All this is not meant to say that I didn't have a wonderful time with the iBook, and in fact I found plenty of software that I feel has no rival in capability. I'm essentially personally complete in having a great image viewer, a great audio player, a great module/tracker player, a great automatic wallpaper-switcher, a great file manager (Finder is good out of the box too, though), a great video converter, a great PDF viewer (Preview is okay too) a great audio converter, a great web browser, a great bulk image resize and converter, a great terminal, a great system monitoring menubar applet, and a great system-wide theme changer, so I'm set in many regards as to what types of capable software are at my disposal on PowerPC Tiger. This doesn't even cover the many other programs available to us and installed to my system that I use on a less frequent basis but are still worthy of being mentioned nonetheless like a word processor, an image editor, a text editor, a disc burner, an iPod disk mounter and manager, and video games. With such awesome software rocking rich feature sets, this Mac's abilities seem a lot more modern-esque and open new windows of opportunity to what this Mac can still do in the current era.
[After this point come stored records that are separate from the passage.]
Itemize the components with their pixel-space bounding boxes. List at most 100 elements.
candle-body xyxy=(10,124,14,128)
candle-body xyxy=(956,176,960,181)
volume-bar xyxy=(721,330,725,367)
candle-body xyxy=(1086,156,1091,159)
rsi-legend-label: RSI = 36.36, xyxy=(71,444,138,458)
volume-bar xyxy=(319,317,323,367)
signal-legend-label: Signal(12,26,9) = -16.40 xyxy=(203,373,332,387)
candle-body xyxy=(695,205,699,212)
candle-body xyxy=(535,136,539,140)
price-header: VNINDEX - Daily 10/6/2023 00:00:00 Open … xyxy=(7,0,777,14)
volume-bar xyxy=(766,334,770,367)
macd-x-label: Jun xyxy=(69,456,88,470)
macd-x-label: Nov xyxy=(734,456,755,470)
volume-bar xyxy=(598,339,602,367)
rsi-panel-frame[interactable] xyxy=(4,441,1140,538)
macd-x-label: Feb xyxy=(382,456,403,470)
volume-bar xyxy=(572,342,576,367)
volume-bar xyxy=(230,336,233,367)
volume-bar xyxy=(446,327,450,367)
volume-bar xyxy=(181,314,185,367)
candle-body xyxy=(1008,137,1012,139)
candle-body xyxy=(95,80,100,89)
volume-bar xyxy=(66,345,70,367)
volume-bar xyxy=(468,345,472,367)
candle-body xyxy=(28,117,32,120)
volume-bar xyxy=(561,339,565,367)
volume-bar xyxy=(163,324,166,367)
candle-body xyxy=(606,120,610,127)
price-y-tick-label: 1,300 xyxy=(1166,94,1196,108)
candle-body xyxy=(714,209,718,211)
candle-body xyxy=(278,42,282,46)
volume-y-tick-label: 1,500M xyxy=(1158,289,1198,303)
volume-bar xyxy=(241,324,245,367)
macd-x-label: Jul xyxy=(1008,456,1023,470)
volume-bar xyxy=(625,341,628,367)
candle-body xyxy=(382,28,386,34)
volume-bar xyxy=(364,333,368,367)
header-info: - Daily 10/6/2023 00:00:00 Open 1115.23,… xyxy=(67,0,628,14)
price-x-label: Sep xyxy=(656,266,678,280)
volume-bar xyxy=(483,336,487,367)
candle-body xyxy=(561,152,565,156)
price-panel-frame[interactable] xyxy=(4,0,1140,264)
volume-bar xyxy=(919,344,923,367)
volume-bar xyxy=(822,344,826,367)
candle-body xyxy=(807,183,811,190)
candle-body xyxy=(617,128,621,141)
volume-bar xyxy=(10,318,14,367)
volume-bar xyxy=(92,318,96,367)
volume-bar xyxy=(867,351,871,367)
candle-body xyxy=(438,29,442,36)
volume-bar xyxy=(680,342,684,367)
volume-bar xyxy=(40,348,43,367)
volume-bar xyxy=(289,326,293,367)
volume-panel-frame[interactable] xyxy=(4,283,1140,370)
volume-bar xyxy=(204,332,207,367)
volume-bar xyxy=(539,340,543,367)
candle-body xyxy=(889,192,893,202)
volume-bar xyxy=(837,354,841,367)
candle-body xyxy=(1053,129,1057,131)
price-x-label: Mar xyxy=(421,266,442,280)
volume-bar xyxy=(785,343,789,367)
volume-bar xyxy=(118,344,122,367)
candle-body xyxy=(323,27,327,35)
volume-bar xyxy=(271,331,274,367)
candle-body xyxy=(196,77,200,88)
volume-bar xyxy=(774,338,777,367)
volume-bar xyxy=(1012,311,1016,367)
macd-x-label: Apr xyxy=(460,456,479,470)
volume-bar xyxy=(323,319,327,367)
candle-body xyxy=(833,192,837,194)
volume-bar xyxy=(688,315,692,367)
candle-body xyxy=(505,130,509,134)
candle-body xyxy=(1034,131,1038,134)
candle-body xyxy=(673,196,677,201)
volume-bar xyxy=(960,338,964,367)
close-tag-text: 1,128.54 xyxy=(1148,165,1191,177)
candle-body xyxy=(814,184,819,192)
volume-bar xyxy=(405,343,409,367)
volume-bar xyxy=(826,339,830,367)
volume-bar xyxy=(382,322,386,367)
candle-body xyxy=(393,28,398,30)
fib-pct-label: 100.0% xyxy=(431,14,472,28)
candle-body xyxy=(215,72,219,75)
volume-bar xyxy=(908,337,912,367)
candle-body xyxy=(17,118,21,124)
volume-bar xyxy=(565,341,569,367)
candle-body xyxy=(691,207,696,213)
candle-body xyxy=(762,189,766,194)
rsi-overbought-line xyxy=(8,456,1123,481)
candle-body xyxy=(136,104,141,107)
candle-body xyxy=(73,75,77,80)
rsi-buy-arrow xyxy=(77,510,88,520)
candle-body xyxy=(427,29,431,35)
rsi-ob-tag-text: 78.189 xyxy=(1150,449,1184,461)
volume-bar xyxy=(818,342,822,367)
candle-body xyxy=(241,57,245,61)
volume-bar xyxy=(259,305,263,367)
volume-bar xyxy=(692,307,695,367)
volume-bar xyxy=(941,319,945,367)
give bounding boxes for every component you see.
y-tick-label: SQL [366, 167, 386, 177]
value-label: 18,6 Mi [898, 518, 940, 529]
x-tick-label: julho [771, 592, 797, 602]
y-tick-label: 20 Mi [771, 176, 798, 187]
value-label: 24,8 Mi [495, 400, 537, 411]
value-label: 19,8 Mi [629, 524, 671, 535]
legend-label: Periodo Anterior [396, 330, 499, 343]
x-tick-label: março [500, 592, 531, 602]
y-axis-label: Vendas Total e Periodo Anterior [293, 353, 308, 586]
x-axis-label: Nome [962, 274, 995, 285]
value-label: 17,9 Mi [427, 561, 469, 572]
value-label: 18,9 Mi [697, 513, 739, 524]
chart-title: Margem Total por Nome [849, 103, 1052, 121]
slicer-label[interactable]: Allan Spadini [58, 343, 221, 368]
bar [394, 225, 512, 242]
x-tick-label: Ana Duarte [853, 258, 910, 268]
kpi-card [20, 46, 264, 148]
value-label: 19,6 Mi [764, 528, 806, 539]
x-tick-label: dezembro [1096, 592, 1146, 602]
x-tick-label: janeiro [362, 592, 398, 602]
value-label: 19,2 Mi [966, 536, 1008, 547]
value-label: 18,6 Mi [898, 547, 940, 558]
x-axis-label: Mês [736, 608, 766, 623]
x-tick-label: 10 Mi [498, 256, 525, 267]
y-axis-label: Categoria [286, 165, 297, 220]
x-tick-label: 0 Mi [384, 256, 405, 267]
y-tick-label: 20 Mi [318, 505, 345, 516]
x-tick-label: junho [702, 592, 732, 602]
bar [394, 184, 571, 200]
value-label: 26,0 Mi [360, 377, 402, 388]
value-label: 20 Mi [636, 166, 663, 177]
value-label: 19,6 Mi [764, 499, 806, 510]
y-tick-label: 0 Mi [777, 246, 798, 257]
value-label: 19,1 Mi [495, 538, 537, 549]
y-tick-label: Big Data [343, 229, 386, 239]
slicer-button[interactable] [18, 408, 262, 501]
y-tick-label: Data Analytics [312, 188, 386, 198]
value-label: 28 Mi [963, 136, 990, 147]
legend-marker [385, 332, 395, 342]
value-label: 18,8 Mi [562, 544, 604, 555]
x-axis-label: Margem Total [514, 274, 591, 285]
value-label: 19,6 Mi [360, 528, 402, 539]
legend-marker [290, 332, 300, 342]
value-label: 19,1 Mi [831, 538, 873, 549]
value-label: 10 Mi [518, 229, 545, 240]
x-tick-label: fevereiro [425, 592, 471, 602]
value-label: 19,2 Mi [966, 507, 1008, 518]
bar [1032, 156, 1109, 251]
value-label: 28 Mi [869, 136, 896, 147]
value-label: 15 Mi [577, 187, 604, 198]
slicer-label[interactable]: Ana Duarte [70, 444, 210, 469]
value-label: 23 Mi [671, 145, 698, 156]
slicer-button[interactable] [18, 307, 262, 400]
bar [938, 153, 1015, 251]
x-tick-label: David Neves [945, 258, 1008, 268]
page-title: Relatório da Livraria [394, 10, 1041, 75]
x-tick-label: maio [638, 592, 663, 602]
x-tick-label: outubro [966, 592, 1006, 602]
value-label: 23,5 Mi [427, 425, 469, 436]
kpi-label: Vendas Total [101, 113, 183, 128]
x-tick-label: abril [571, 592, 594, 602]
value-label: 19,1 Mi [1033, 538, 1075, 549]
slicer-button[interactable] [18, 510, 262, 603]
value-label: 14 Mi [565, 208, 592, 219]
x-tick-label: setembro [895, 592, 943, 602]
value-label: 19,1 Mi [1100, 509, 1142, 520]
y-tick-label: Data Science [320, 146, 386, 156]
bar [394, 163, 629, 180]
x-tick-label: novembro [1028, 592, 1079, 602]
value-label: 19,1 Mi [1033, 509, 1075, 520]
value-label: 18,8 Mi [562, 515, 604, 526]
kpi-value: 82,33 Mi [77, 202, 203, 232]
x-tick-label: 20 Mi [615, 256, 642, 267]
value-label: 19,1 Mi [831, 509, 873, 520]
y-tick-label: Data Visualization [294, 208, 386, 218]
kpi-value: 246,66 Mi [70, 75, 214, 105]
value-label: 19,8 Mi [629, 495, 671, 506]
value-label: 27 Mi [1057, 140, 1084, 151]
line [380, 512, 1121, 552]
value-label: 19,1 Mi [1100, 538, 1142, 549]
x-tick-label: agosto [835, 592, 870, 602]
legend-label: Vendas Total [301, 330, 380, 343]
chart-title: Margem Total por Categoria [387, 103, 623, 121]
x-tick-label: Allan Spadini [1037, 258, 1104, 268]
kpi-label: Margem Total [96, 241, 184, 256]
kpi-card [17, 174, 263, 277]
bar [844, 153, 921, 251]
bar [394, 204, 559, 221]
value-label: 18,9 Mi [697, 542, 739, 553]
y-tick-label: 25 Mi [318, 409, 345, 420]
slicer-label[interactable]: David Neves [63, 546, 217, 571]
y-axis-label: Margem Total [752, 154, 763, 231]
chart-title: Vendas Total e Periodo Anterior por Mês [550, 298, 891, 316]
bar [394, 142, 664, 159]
Giving commentary on my contributions to this year's challenge now; I was meant to demonstrate my iBook going online using Links2, and later InterWebPPC and Arctic Fox, the first of which I already stored on the iBook in a folder over a week ago, but I was stretched thin for time trying to balance work life with this challenge. I don’t use social media, and I groan when having to visit any mainstream website infested with JavaScript, unneeded processor-intensive animations, cookie disclaimers, and annoying messages demanding that I sign in with Google, so I don’t think web browsing on a PowerPC would even be that bad. While the average person would have to give up a tremendous amount to be satisfied with the comparatively lackluster performance granted by PowerPC web browsers, I on the other hand wouldn’t be losing out on much. Yes, I watch YouTube frequently, so that would undoubtedly be the point at which my iBook’s internet browsing performance would undoubtedly slow to a crawl, even when using Invidious as a substitute for the actual YouTube website - which, I wouldn’t dare to load on such hardware as my iBook - especially considering Invidious as a much more lightweight de-bloated Javascript-less frontend to YouTube. Just video streaming in general would likely result in frequent frame rate drops at anything higher than 360p resolution. I also wanted to demonstrate gaming on the iBook, and had planned for that, along with web browsing, to be the last things I would do for this challenge. The video I posted last night was meant to demonstrate gaming with Minecraft as the example, but getting to the title screen before ending my screen recording doesn’t demonstrate much of anything outside of “it can run on a late G4 processor”. I’m not much of a gamer in the slightest anymore anyways, but I had a few games in mind to demonstrate for this challenge, since gaming is a big part of people's lives (Minecraft being considered a big “must have on my system or else” for many today), but time escaped me.
Hey everybody!
It's been so cool to see everyone's experiments, upgrades, acquisitions, etc over the (currently) 7 pages of this thread. Mac Yak will be going live tonight at 9PM EST to go over a summary of the 2024 PPC Challenge, but that by no means means everyone has to stop tinkering, modding, or making videos. Feel free to keep contributing here, and coming up in March we'll all be observing #MARCHintosh.
Well, if I must be so encouraged, I think I will continue detailing my experiences of how I'm using my iBook accompanied with uploading relevant pictures this February as well!